His remarks come amid revelations that companies are getting the bulk of their foreign currency needs on the parallel market.

This has seen rates going up to as much as 50% despite insistence by monetary authorities that the surrogate currency is at par with the dollar.

The rates softened for a while when the new administration led by President Emmerson Mnangagwa came to power last year.

Chundu said to the extent externalisation was meant to be curbed, it would suggest externalisation was continuing or maybe it was never the real problem otherwise market liquidity should have improved by now.

He said it was not difficult to see how the bond incentive to exporters and gold producers brought about negative effects to their operations that far outweigh the intended benefits.

“The biggest negative to the rest of the economy is the manifestation of Gresham’s law that has seen the few millions of bond notes (bad money) driving away US dollars (good money) with the result that in addition to alleged externalisations, we now have a fresh cause of cash shortage in the name of cash hoarding,” Chundu said.

He said what had been unusual in the case of Zimbabwe was that the bond notes had disappeared after chasing away the dollar.

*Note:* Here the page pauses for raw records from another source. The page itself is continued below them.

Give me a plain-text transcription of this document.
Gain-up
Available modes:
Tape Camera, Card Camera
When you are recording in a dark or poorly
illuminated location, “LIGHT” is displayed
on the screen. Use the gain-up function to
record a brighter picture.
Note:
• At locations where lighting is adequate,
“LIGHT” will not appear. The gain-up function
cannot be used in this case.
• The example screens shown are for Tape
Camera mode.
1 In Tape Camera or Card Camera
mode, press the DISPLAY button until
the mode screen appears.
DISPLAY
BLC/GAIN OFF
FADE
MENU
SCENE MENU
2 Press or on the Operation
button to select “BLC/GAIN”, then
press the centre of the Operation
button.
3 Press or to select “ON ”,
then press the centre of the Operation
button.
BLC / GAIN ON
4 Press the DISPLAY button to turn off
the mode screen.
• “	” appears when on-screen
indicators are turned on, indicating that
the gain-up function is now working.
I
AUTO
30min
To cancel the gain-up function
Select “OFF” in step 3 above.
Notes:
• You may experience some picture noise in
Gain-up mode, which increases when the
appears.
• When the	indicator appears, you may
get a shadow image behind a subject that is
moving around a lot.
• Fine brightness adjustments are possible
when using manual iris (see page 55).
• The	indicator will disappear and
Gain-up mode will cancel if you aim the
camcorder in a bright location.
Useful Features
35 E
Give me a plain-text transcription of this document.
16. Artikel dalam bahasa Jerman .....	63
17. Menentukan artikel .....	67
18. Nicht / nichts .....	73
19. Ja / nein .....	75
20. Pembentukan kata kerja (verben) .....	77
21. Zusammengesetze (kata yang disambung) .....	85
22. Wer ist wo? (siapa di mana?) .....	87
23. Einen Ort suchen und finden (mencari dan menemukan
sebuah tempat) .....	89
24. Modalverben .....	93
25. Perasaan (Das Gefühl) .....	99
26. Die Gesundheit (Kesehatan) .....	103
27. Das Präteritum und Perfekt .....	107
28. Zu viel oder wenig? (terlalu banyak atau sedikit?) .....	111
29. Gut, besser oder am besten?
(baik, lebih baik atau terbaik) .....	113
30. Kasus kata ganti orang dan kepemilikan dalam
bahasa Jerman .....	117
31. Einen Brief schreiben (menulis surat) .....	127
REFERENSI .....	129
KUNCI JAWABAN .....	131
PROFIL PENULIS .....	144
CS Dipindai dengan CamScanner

“So when the whole story is put together objectively and in context one cannot really say with a clear conscience that bond notes have been a success,” he said.

“In fact, the sooner we come to terms with that reality and adopt something workable, the better for the current efforts to revive the economy.”

Zimbabwe National Chamber of Commerce CEO Chris Mugaga said bond notes should be seen in the context in which they were introduced.

“They should have played a role in terms of export numbers,” he said, adding that cash shortages worsened under the regime of bond notes.

Analysts say local real-time gross settlement system funds were not being matched by foreign currency and the mismatch was triggering premiums on the parallel market.